Fleeting and Fleeing

“The seed cast in the gravel—this is the person who hears and instantly responds with enthusiasm. But there is no soil of character, and so when the emotions wear off and some difficulty arrives, there is nothing to show for it.” ~Matthew 13:20-21 (MSG)

The parable of the sower–which some say should be the parable of the soils–has taken on new meaning for me, as scripture is wont to do over time. We read the same passages at different points in our life or in our growth as Christians. From them we glean new understandings and deeper insights.

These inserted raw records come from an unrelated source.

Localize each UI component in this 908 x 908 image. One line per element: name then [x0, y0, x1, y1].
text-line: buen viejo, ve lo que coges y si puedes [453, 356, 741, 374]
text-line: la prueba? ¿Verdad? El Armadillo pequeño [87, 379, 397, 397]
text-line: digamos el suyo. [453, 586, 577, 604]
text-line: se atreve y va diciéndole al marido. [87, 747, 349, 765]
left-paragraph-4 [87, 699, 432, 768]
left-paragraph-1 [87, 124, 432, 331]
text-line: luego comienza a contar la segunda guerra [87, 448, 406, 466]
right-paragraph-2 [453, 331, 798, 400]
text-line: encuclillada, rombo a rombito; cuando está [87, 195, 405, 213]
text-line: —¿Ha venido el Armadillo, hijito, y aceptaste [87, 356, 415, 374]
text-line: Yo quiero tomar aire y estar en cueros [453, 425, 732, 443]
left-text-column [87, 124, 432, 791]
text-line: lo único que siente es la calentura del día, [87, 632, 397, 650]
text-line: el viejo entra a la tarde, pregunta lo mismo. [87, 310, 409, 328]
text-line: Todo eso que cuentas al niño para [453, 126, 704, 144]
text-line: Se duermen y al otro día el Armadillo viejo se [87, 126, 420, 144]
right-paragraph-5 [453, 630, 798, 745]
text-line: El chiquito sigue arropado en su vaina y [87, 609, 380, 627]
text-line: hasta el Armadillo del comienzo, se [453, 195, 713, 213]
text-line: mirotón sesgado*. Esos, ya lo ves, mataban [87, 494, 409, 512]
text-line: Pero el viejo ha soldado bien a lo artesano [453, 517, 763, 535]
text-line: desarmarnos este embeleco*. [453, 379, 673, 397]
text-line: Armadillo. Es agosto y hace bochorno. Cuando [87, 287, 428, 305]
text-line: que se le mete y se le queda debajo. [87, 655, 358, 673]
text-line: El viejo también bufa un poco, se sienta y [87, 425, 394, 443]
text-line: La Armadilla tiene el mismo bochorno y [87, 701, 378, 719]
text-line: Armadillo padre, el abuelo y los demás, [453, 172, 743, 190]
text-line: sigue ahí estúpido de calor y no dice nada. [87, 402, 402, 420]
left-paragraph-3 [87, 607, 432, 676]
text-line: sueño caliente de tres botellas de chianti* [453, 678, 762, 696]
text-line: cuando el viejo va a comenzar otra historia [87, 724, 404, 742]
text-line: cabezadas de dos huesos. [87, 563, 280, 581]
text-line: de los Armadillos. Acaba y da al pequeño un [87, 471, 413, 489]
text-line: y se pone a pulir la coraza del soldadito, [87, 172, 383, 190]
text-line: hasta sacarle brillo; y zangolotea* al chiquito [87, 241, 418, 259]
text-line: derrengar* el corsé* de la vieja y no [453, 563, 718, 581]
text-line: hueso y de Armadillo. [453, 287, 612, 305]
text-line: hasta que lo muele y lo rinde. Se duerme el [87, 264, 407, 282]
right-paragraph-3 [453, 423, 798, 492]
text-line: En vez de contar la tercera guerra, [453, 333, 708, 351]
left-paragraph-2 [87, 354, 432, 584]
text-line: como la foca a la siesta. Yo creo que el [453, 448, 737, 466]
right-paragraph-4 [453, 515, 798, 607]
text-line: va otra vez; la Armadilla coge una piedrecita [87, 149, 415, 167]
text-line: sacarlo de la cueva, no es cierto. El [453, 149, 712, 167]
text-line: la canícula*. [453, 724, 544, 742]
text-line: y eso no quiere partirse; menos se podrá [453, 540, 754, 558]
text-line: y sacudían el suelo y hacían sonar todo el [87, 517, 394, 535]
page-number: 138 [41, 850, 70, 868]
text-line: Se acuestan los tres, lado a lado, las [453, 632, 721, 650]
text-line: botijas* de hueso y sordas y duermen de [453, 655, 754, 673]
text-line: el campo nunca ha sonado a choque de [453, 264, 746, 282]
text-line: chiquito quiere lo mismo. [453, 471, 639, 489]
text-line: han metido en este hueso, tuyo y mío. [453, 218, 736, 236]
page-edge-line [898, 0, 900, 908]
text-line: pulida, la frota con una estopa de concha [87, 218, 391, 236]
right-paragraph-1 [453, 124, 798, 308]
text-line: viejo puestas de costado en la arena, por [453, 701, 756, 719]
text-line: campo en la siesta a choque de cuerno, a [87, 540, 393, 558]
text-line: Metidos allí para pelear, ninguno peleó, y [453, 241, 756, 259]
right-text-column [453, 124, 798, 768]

It’s a living Bible, after all.

So this second soil, the gravel, reminds me of my early days being a Christian. I was old in body but young in spirit, and I would get “swept up” in the passion of it all. A great worship song, a dazzling sermon, a soulful interaction with other believers: those became the essence of my experience.

And, like a junkie, looking for the next good high, I sought out those elated moments as testimony to the Gospel.

But they weren’t. They were joyous moments, no doubt, but they weren’t the essence of what God can bring to our lives.

And, so many Christians put their faith in the feeling rather than the One. That’s why people keep church shopping and worship hopping, from one thing to the next: pod casts are the way to go one week, and Wednesday night worship music the next.

I’m not talking about finding the right church, or leaving one church for the next, because that can happen. And, I’m not talking about varied worship experiences, because that’s terrific stuff.

I’m talking about people who seek the feeling and who never find satisfaction because they chase an emotion. They fail to seek a relationship with God because God doesn’t get them “high” every time they walk into a building, have a conversation, or access an app.

And, that’s how it is with the gravel soil. The seed sprouts right up, bright and brilliant green, dancing in the light, until the scorching heat of the day burns it dead.

Life is hard. People are sinners. The walk with Jesus isn’t a halcyon trek.

Matthew Henry writes: “That which distinguished this good ground from the rest, was, in one word, fruitfulness. He does not say that this good ground has no stones in it, or no thorns; but there were none that prevailed to hinder its fruitfulness.” 

Oh, and I only got the Matthew Henry quote because I was following an online study on bible.com, not because I’m some scholar. I’m pretty much an average person, getting info from here or there. There are no great tomes of religious leaders in my library, just mostly some proletarian adventure books and funky memoirs about idiosyncratic lives.

As long as our goal is to keep going back to scripture, to keep furthering our walk with God, to keep our minds open and learning, we can create the soil that produces fruit.